Agus is a huge proponent of treating cancer less like a disease, and more like a weather system, which can be mapped and hopefully controlled.
“I see it almost going towards things like climate-modeling,” says Agus. “A climate modeler goes and looks at the shape of the clouds, and looks what’s going on wind-wise and the temperature and so on, and then makes predictions. I want to be the same, where I can look at multiple variables, whether it be the sequence, what the proteins are, what the host is doing [and] the shape of the cancer. All of those things together, you can start to make accurate modeling and predictions.”
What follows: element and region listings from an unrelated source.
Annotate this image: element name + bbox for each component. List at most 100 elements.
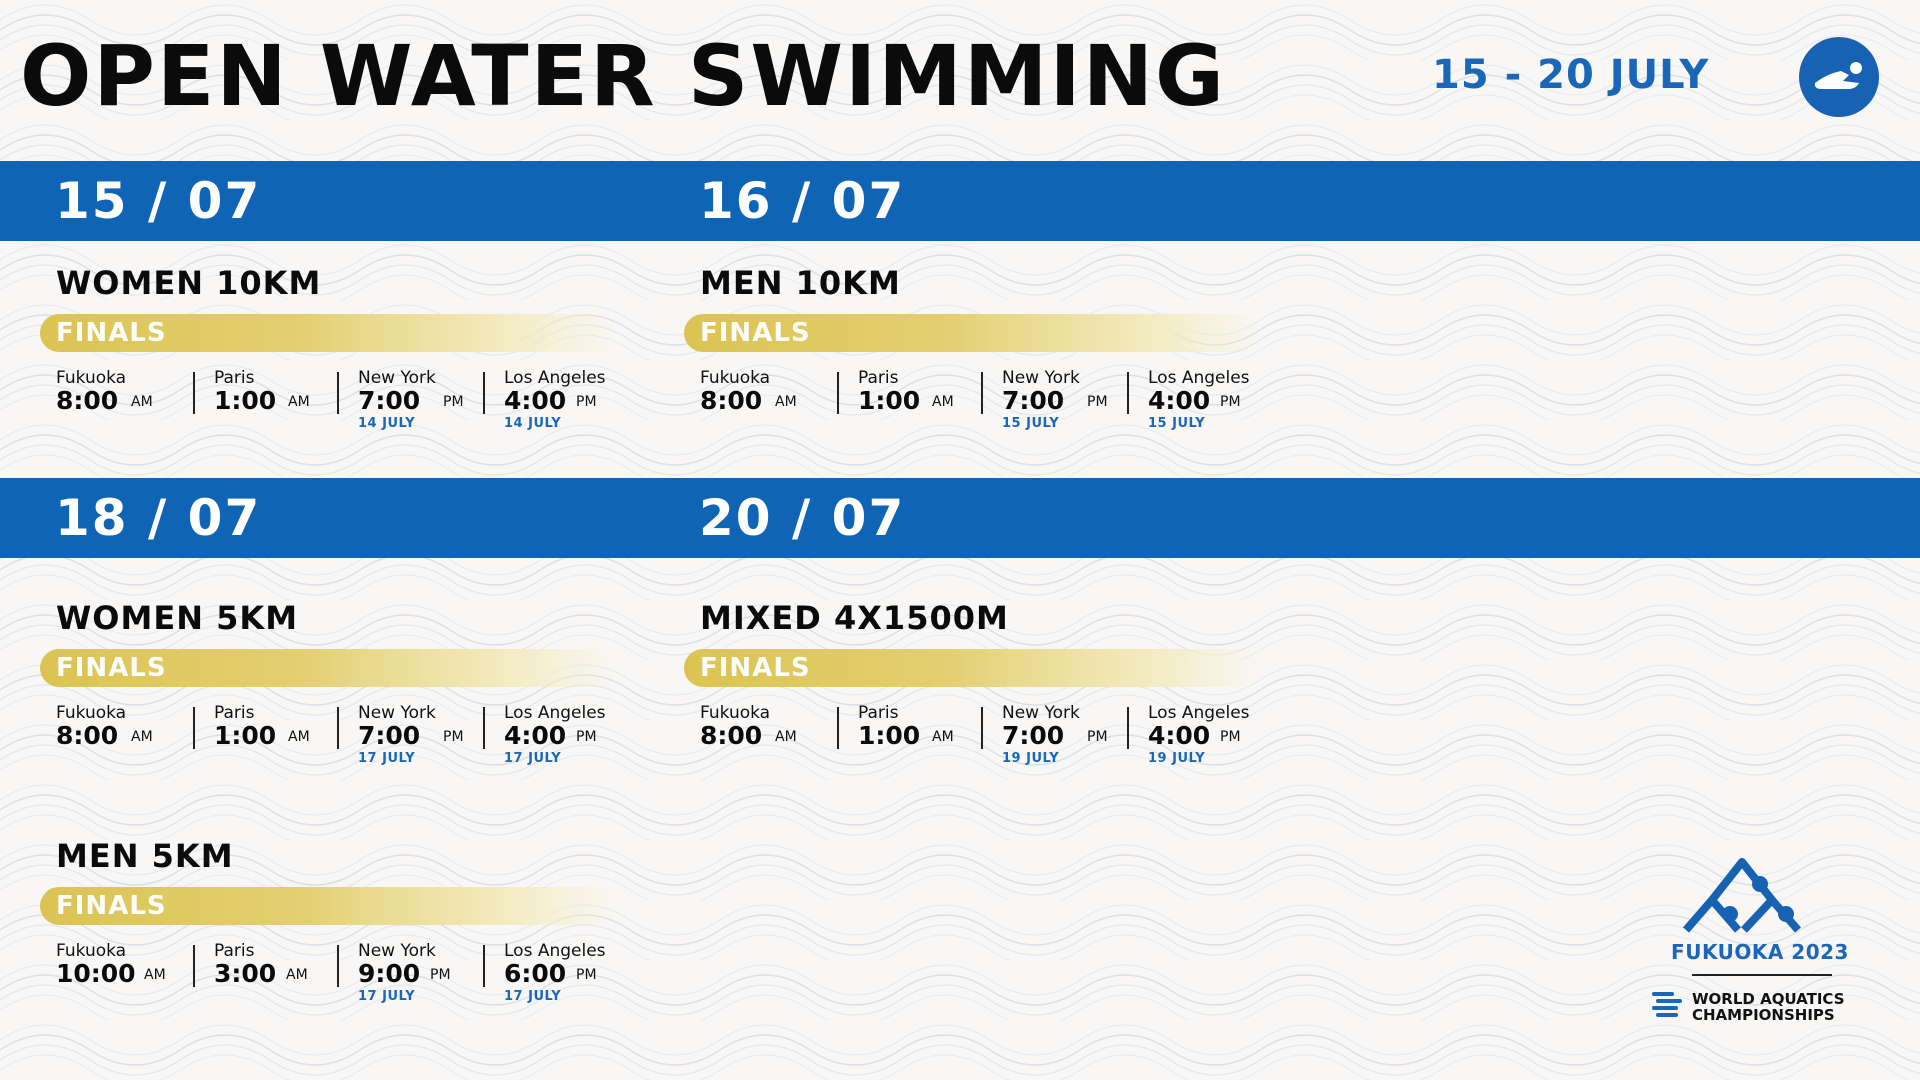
am-pm: AM (131, 394, 153, 410)
date-note: 17 JULY (358, 751, 416, 766)
date-note: 17 JULY (504, 751, 562, 766)
stage-bar: FINALS (684, 314, 1262, 352)
am-pm: AM (288, 729, 310, 745)
event-card: MEN 10KM FINALS Fukuoka 8:00 AM Paris 1:… (684, 264, 1300, 484)
date-range: 15 - 20 JULY (1432, 52, 1710, 98)
stage-bar: FINALS (684, 649, 1262, 687)
am-pm: PM (1220, 394, 1241, 410)
am-pm: PM (1087, 729, 1108, 745)
city-name: New York (1002, 368, 1080, 388)
time-divider (483, 372, 485, 414)
stage-label: FINALS (56, 653, 167, 683)
stage-bar: FINALS (40, 314, 618, 352)
local-time: 8:00 (56, 721, 119, 750)
world-aquatics-mark (1652, 992, 1682, 1017)
stage-bar: FINALS (40, 649, 618, 687)
event-title: WOMEN 10KM (56, 264, 322, 302)
local-time: 1:00 (858, 721, 921, 750)
swimmer-badge (1799, 37, 1879, 117)
local-time: 8:00 (56, 386, 119, 415)
page-title: OPEN WATER SWIMMING (20, 27, 1226, 125)
event-title: WOMEN 5KM (56, 599, 299, 637)
time-zones: Fukuoka 8:00 AM Paris 1:00 AM New York 7… (700, 703, 1300, 773)
local-time: 8:00 (700, 386, 763, 415)
time-divider (337, 945, 339, 987)
local-time: 9:00 (358, 959, 421, 988)
local-time: 4:00 (1148, 721, 1211, 750)
date-note: 15 JULY (1002, 416, 1060, 431)
logo-divider (1692, 974, 1832, 976)
event-title: MEN 5KM (56, 837, 234, 875)
time-divider (193, 945, 195, 987)
time-divider (837, 707, 839, 749)
event-card: MIXED 4X1500M FINALS Fukuoka 8:00 AM Par… (684, 599, 1300, 819)
city-name: Los Angeles (504, 703, 606, 723)
time-divider (1127, 707, 1129, 749)
city-name: Fukuoka (56, 941, 127, 961)
event-card: MEN 5KM FINALS Fukuoka 10:00 AM Paris 3:… (40, 837, 656, 1057)
local-time: 4:00 (504, 721, 567, 750)
time-divider (337, 707, 339, 749)
am-pm: AM (288, 394, 310, 410)
am-pm: PM (430, 967, 451, 983)
city-name: Fukuoka (700, 368, 771, 388)
date-note: 19 JULY (1148, 751, 1206, 766)
date-note: 14 JULY (358, 416, 416, 431)
event-card: WOMEN 10KM FINALS Fukuoka 8:00 AM Paris … (40, 264, 656, 484)
stage-bar: FINALS (40, 887, 618, 925)
event-card: WOMEN 5KM FINALS Fukuoka 8:00 AM Paris 1… (40, 599, 656, 819)
am-pm: AM (932, 729, 954, 745)
city-name: Los Angeles (1148, 368, 1250, 388)
band-date-left: 15 / 07 (55, 172, 262, 230)
stage-label: FINALS (700, 318, 811, 348)
city-name: Los Angeles (1148, 703, 1250, 723)
am-pm: AM (775, 729, 797, 745)
time-zones: Fukuoka 8:00 AM Paris 1:00 AM New York 7… (56, 703, 656, 773)
logo-org-line2: CHAMPIONSHIPS (1692, 1006, 1835, 1024)
time-divider (837, 372, 839, 414)
am-pm: AM (286, 967, 308, 983)
am-pm: PM (1220, 729, 1241, 745)
time-divider (981, 707, 983, 749)
time-divider (483, 945, 485, 987)
am-pm: AM (932, 394, 954, 410)
city-name: Paris (858, 703, 899, 723)
date-note: 19 JULY (1002, 751, 1060, 766)
local-time: 3:00 (214, 959, 277, 988)
time-divider (193, 707, 195, 749)
logo-event-name: FUKUOKA 2023 (1671, 940, 1849, 964)
local-time: 4:00 (1148, 386, 1211, 415)
band-date-left: 18 / 07 (55, 489, 262, 547)
championship-logo: FUKUOKA 2023 WORLD AQUATICS CHAMPIONSHIP… (1648, 848, 1878, 1033)
time-zones: Fukuoka 10:00 AM Paris 3:00 AM New York … (56, 941, 656, 1011)
am-pm: PM (443, 394, 464, 410)
city-name: Paris (214, 941, 255, 961)
city-name: Paris (214, 368, 255, 388)
city-name: Paris (858, 368, 899, 388)
am-pm: PM (443, 729, 464, 745)
time-zones: Fukuoka 8:00 AM Paris 1:00 AM New York 7… (700, 368, 1300, 438)
time-divider (483, 707, 485, 749)
local-time: 6:00 (504, 959, 567, 988)
date-note: 14 JULY (504, 416, 562, 431)
local-time: 7:00 (1002, 386, 1065, 415)
city-name: Fukuoka (56, 703, 127, 723)
logo-org-line1: WORLD AQUATICS (1692, 990, 1845, 1008)
time-divider (337, 372, 339, 414)
city-name: New York (358, 941, 436, 961)
am-pm: PM (1087, 394, 1108, 410)
date-band-2: 18 / 07 20 / 07 (0, 478, 1920, 558)
local-time: 1:00 (858, 386, 921, 415)
stage-label: FINALS (700, 653, 811, 683)
am-pm: PM (576, 967, 597, 983)
time-divider (193, 372, 195, 414)
local-time: 7:00 (358, 721, 421, 750)
city-name: Los Angeles (504, 368, 606, 388)
am-pm: AM (775, 394, 797, 410)
event-title: MIXED 4X1500M (700, 599, 1009, 637)
local-time: 4:00 (504, 386, 567, 415)
local-time: 1:00 (214, 721, 277, 750)
date-note: 17 JULY (358, 989, 416, 1004)
local-time: 8:00 (700, 721, 763, 750)
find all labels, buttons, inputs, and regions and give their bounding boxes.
It requires thinking more like an engineer — and in fact, Agus is working with physicists and engineers on this, including string theory pioneer Murray Gell-Mann and supercomputer pioneer W. Daniel Hillis.
Sometimes instead of only attacking the tumor directly, the best approach includes also making changes in the host. For example, says Agus, doctors have discovered that they can give breast cancer patients “a drug that builds bone, an osteoporosis drug, and it will reduce the recurrence by 30 to 40 percent. So the notion is, if you change the soil, the seed doesn’t grow as well.”
Sartor says that instead of attacking cancer cells, you can pursue treatments that “are targeted to the tumor microenvironment,” such as “anti-angiogenesis compounds, that bind to blood vessels, which are common to a number of tumors.” Sartor calls this “stroma-targeted therapy,” and says it could target many types of tumors by cutting off their blood supply.